Women's History
Book Reviews

©1996-2013
womeninworldhistory.com

Women, The Family, and Freedom: The Debate in Documents
Susan Groag Bell and Karen Offen, Stanford University Press, 1983
Volume I, 1750-1880. Volume II, 1880-1950

This collection of 264 primary source documents from the Enlightenment to 1950 chronicles the public debate in Europe and America over the role of women. It provides rich material for students to explore pro and con views about women's position in the family, the equality of the sexes, women's education, labor and growing need for economic independence. Students will find well known people such at Strindberg, Ibsen, Simone de Beauvoir, Sigmund Freud, Benito Mussolini - the list is long. As well, documents such as national codes and decrees, personal letters, excerpts from newspapers, union records, etc. show how the struggle by men for personal and political freedom was extended to women.
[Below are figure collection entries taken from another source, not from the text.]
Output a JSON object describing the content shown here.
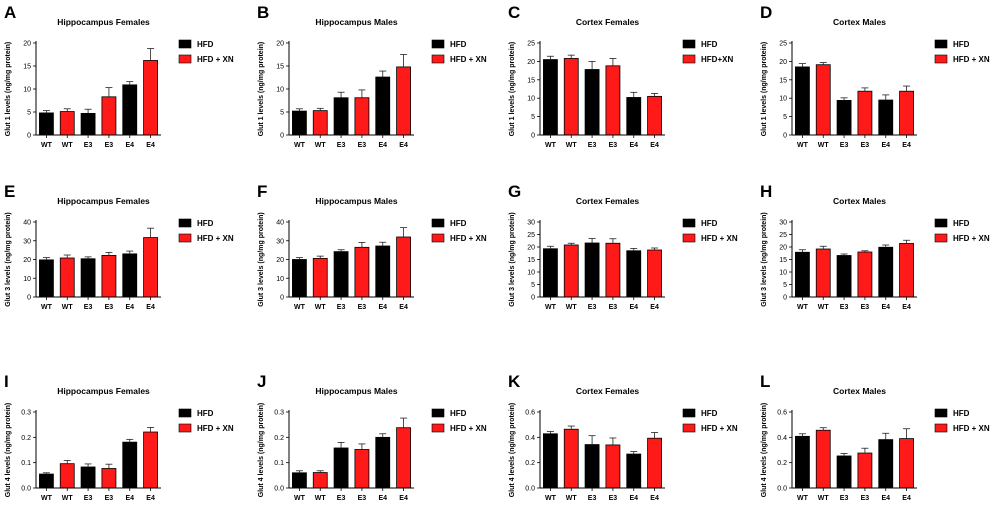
{
  "figure": {
    "colors": {
      "HFD": "#000000",
      "HFD_XN": "#ff1a1a",
      "axis": "#000000",
      "error_bar": "#222222"
    }
  },
  "chart_data": [
    {
      "id": "A",
      "type": "bar",
      "title": "Hippocampus Females",
      "ylabel": "Glut 1 levels (ng/mg protein)",
      "categories": [
        "WT",
        "WT",
        "E3",
        "E3",
        "E4",
        "E4"
      ],
      "groups": [
        "HFD",
        "HFD_XN",
        "HFD",
        "HFD_XN",
        "HFD",
        "HFD_XN"
      ],
      "values": [
        4.8,
        5.1,
        4.7,
        8.3,
        10.9,
        16.2
      ],
      "errors": [
        0.5,
        0.6,
        0.9,
        2.0,
        0.7,
        2.6
      ],
      "ylim": [
        0,
        20
      ],
      "yticks": [
        "0",
        "5",
        "10",
        "15",
        "20"
      ],
      "legend": [
        "HFD",
        "HFD + XN"
      ],
      "legend_position": "right"
    },
    {
      "id": "B",
      "type": "bar",
      "title": "Hippocampus Males",
      "ylabel": "Glut 1 levels (ng/mg protein)",
      "categories": [
        "WT",
        "WT",
        "E3",
        "E3",
        "E4",
        "E4"
      ],
      "groups": [
        "HFD",
        "HFD_XN",
        "HFD",
        "HFD_XN",
        "HFD",
        "HFD_XN"
      ],
      "values": [
        5.2,
        5.3,
        8.1,
        8.1,
        12.6,
        14.8
      ],
      "errors": [
        0.5,
        0.5,
        1.2,
        1.7,
        1.3,
        2.7
      ],
      "ylim": [
        0,
        20
      ],
      "yticks": [
        "0",
        "5",
        "10",
        "15",
        "20"
      ],
      "legend": [
        "HFD",
        "HFD + XN"
      ],
      "legend_position": "right"
    },
    {
      "id": "C",
      "type": "bar",
      "title": "Cortex Females",
      "ylabel": "Glut 1 levels (ng/mg protein)",
      "categories": [
        "WT",
        "WT",
        "E3",
        "E3",
        "E4",
        "E4"
      ],
      "groups": [
        "HFD",
        "HFD_XN",
        "HFD",
        "HFD_XN",
        "HFD",
        "HFD_XN"
      ],
      "values": [
        20.5,
        20.8,
        17.8,
        18.8,
        10.2,
        10.5
      ],
      "errors": [
        0.9,
        0.9,
        2.2,
        2.0,
        1.4,
        0.8
      ],
      "ylim": [
        0,
        25
      ],
      "yticks": [
        "0",
        "5",
        "10",
        "15",
        "20",
        "25"
      ],
      "legend": [
        "HFD",
        "HFD+XN"
      ],
      "legend_position": "right"
    },
    {
      "id": "D",
      "type": "bar",
      "title": "Cortex Males",
      "ylabel": "Glut 1 levels (ng/mg protein)",
      "categories": [
        "WT",
        "WT",
        "E3",
        "E3",
        "E4",
        "E4"
      ],
      "groups": [
        "HFD",
        "HFD_XN",
        "HFD",
        "HFD_XN",
        "HFD",
        "HFD_XN"
      ],
      "values": [
        18.5,
        19.1,
        9.4,
        11.9,
        9.5,
        11.9
      ],
      "errors": [
        0.9,
        0.6,
        0.7,
        0.9,
        1.4,
        1.4
      ],
      "ylim": [
        0,
        25
      ],
      "yticks": [
        "0",
        "5",
        "10",
        "15",
        "20",
        "25"
      ],
      "legend": [
        "HFD",
        "HFD + XN"
      ],
      "legend_position": "right"
    },
    {
      "id": "E",
      "type": "bar",
      "title": "Hippocampus Females",
      "ylabel": "Glut 3 levels (ng/mg protein)",
      "categories": [
        "WT",
        "WT",
        "E3",
        "E3",
        "E4",
        "E4"
      ],
      "groups": [
        "HFD",
        "HFD_XN",
        "HFD",
        "HFD_XN",
        "HFD",
        "HFD_XN"
      ],
      "values": [
        19.8,
        20.8,
        20.4,
        22.2,
        23.0,
        31.7
      ],
      "errors": [
        1.2,
        1.6,
        1.0,
        1.6,
        1.5,
        5.0
      ],
      "ylim": [
        0,
        40
      ],
      "yticks": [
        "0",
        "10",
        "20",
        "30",
        "40"
      ],
      "legend": [
        "HFD",
        "HFD + XN"
      ],
      "legend_position": "right"
    },
    {
      "id": "F",
      "type": "bar",
      "title": "Hippocampus Males",
      "ylabel": "Glut 3 levels (ng/mg protein)",
      "categories": [
        "WT",
        "WT",
        "E3",
        "E3",
        "E4",
        "E4"
      ],
      "groups": [
        "HFD",
        "HFD_XN",
        "HFD",
        "HFD_XN",
        "HFD",
        "HFD_XN"
      ],
      "values": [
        20.0,
        20.6,
        24.2,
        26.5,
        27.2,
        32.0
      ],
      "errors": [
        1.0,
        1.2,
        1.0,
        2.6,
        2.0,
        5.0
      ],
      "ylim": [
        0,
        40
      ],
      "yticks": [
        "0",
        "10",
        "20",
        "30",
        "40"
      ],
      "legend": [
        "HFD",
        "HFD + XN"
      ],
      "legend_position": "right"
    },
    {
      "id": "G",
      "type": "bar",
      "title": "Cortex Females",
      "ylabel": "Glut 3 levels (ng/mg protein)",
      "categories": [
        "WT",
        "WT",
        "E3",
        "E3",
        "E4",
        "E4"
      ],
      "groups": [
        "HFD",
        "HFD_XN",
        "HFD",
        "HFD_XN",
        "HFD",
        "HFD_XN"
      ],
      "values": [
        19.3,
        20.8,
        21.6,
        21.5,
        18.5,
        18.8
      ],
      "errors": [
        1.0,
        0.7,
        1.8,
        1.8,
        0.9,
        0.8
      ],
      "ylim": [
        0,
        30
      ],
      "yticks": [
        "0",
        "5",
        "10",
        "15",
        "20",
        "25",
        "30"
      ],
      "legend": [
        "HFD",
        "HFD + XN"
      ],
      "legend_position": "right"
    },
    {
      "id": "H",
      "type": "bar",
      "title": "Cortex Males",
      "ylabel": "Glut 3 levels (ng/mg protein)",
      "categories": [
        "WT",
        "WT",
        "E3",
        "E3",
        "E4",
        "E4"
      ],
      "groups": [
        "HFD",
        "HFD_XN",
        "HFD",
        "HFD_XN",
        "HFD",
        "HFD_XN"
      ],
      "values": [
        17.9,
        19.2,
        16.6,
        18.0,
        19.9,
        21.4
      ],
      "errors": [
        1.0,
        1.1,
        0.6,
        0.5,
        0.9,
        1.3
      ],
      "ylim": [
        0,
        30
      ],
      "yticks": [
        "0",
        "5",
        "10",
        "15",
        "20",
        "25",
        "30"
      ],
      "legend": [
        "HFD",
        "HFD + XN"
      ],
      "legend_position": "right"
    },
    {
      "id": "I",
      "type": "bar",
      "title": "Hippocampus Females",
      "ylabel": "Glut 4 levels (ng/mg protein)",
      "categories": [
        "WT",
        "WT",
        "E3",
        "E3",
        "E4",
        "E4"
      ],
      "groups": [
        "HFD",
        "HFD_XN",
        "HFD",
        "HFD_XN",
        "HFD",
        "HFD_XN"
      ],
      "values": [
        0.055,
        0.096,
        0.083,
        0.077,
        0.181,
        0.221
      ],
      "errors": [
        0.005,
        0.013,
        0.012,
        0.017,
        0.011,
        0.018
      ],
      "ylim": [
        0,
        0.3
      ],
      "yticks": [
        "0.0",
        "0.1",
        "0.2",
        "0.3"
      ],
      "legend": [
        "HFD",
        "HFD + XN"
      ],
      "legend_position": "right"
    },
    {
      "id": "J",
      "type": "bar",
      "title": "Hippocampus Males",
      "ylabel": "Glut 4 levels (ng/mg protein)",
      "categories": [
        "WT",
        "WT",
        "E3",
        "E3",
        "E4",
        "E4"
      ],
      "groups": [
        "HFD",
        "HFD_XN",
        "HFD",
        "HFD_XN",
        "HFD",
        "HFD_XN"
      ],
      "values": [
        0.06,
        0.061,
        0.158,
        0.152,
        0.2,
        0.238
      ],
      "errors": [
        0.008,
        0.007,
        0.022,
        0.022,
        0.014,
        0.038
      ],
      "ylim": [
        0,
        0.3
      ],
      "yticks": [
        "0.0",
        "0.1",
        "0.2",
        "0.3"
      ],
      "legend": [
        "HFD",
        "HFD + XN"
      ],
      "legend_position": "right"
    },
    {
      "id": "K",
      "type": "bar",
      "title": "Cortex Females",
      "ylabel": "Glut 4 levels (ng/mg protein)",
      "categories": [
        "WT",
        "WT",
        "E3",
        "E3",
        "E4",
        "E4"
      ],
      "groups": [
        "HFD",
        "HFD_XN",
        "HFD",
        "HFD_XN",
        "HFD",
        "HFD_XN"
      ],
      "values": [
        0.428,
        0.464,
        0.343,
        0.34,
        0.268,
        0.393
      ],
      "errors": [
        0.018,
        0.025,
        0.07,
        0.055,
        0.02,
        0.045
      ],
      "ylim": [
        0,
        0.6
      ],
      "yticks": [
        "0.0",
        "0.2",
        "0.4",
        "0.6"
      ],
      "legend": [
        "HFD",
        "HFD + XN"
      ],
      "legend_position": "right"
    },
    {
      "id": "L",
      "type": "bar",
      "title": "Cortex Males",
      "ylabel": "Glut 4 levels (ng/mg protein)",
      "categories": [
        "WT",
        "WT",
        "E3",
        "E3",
        "E4",
        "E4"
      ],
      "groups": [
        "HFD",
        "HFD_XN",
        "HFD",
        "HFD_XN",
        "HFD",
        "HFD_XN"
      ],
      "values": [
        0.408,
        0.456,
        0.253,
        0.276,
        0.382,
        0.39
      ],
      "errors": [
        0.02,
        0.02,
        0.02,
        0.038,
        0.05,
        0.078
      ],
      "ylim": [
        0,
        0.6
      ],
      "yticks": [
        "0.0",
        "0.2",
        "0.4",
        "0.6"
      ],
      "legend": [
        "HFD",
        "HFD + XN"
      ],
      "legend_position": "right"
    }
  ]
}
The juxtaposition of nature/culture, sensuality/reason, passivity/activity as the primary female/male dichotomy underpin many of these debates.

The documents are grouped in sections which is preceded by a essay placing the documents in their historical context. This is an academic book which assumes some knowledge of the events of the age. Recommended for advanced students and teachers who want a solid often provocative primary source to enliven the teaching of a particular time period.